In his prayer life, Bishop Walsh often uses the Ignatian form of prayer, which taps into the imagination. “I generally stick with the Synoptic Gospels and get the stories that are relatable. We all love stories, we all love narratives,” the bishop said. “It’s not by accident that the Lord teaches through parables and through stories. Find those concrete situations that Jesus finds himself in, to imagine yourself in the scene … Using your imagination in those moments of prayer is helpful in terms of trying to understand what is taking place.”

He also recommended Lectio Divina, a form of reading, meditating and praying Scripture. “It’s about meditating and chewing over the words,” he said. Distractions come during any form of prayer. “I think it’s part of the temptation,” he said. “You almost have to train your mind to relax and focus and it takes time to do that.”
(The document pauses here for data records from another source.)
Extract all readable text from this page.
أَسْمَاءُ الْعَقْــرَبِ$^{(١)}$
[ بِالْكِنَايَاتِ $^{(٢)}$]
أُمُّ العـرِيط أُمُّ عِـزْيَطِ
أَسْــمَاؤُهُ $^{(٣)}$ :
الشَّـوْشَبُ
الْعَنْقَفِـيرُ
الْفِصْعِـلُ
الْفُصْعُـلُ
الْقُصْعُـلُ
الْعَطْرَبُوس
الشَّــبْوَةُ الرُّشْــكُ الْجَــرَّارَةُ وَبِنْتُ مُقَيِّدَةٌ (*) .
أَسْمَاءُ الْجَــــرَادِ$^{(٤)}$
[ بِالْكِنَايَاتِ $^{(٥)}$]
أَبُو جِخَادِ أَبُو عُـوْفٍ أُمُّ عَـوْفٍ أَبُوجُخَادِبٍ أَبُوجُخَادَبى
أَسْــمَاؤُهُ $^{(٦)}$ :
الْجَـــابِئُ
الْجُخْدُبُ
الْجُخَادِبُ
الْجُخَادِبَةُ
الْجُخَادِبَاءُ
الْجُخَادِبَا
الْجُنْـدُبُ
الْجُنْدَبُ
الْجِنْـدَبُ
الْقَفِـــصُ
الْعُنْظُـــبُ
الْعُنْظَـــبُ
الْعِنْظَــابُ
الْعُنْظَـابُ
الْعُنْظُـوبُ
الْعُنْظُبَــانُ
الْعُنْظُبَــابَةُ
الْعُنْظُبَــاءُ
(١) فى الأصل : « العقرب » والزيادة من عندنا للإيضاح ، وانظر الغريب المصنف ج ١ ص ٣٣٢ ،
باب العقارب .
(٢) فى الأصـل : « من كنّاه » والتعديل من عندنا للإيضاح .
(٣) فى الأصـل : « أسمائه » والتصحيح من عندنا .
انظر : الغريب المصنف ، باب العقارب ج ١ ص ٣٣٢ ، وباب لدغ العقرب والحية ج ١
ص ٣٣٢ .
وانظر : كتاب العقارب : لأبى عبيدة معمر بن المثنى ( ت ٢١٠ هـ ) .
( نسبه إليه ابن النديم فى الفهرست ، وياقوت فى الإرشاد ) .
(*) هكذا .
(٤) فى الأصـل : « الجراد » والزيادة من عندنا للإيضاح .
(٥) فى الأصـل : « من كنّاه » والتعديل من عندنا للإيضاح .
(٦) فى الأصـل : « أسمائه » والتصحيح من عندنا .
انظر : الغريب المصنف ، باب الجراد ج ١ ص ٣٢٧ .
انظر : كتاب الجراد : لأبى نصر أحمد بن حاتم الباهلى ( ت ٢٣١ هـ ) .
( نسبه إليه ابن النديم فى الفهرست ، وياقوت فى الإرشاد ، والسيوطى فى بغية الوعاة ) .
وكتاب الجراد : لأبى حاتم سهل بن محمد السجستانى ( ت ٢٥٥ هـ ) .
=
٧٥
The sacrament of reconciliation is another important element of Lent, which some Catholics avoid because of fear. “Every time I’ve left the sacrament of reconciliation it’s been a great sense of joy and a great sense of relief. I would tell people not to be afraid,” Bishop Walsh said. “Our fears are often disproportionate to the reality.” The priest hearing your confession isn’t hearing anything he hasn’t heard before. “If anything, a priest would think of you with a sense of rejoicing that you are able to unload the baggage you’ve carried for so long.”

The life of grace God calls us to is extraordinary, Bishop Walsh said. “The expectation the Lord has for us is to be a saint. Recognizing that we fail, he also gives us the remedy, the grace that comes to us in the sacrament of reconciliation. The chance to start over again.”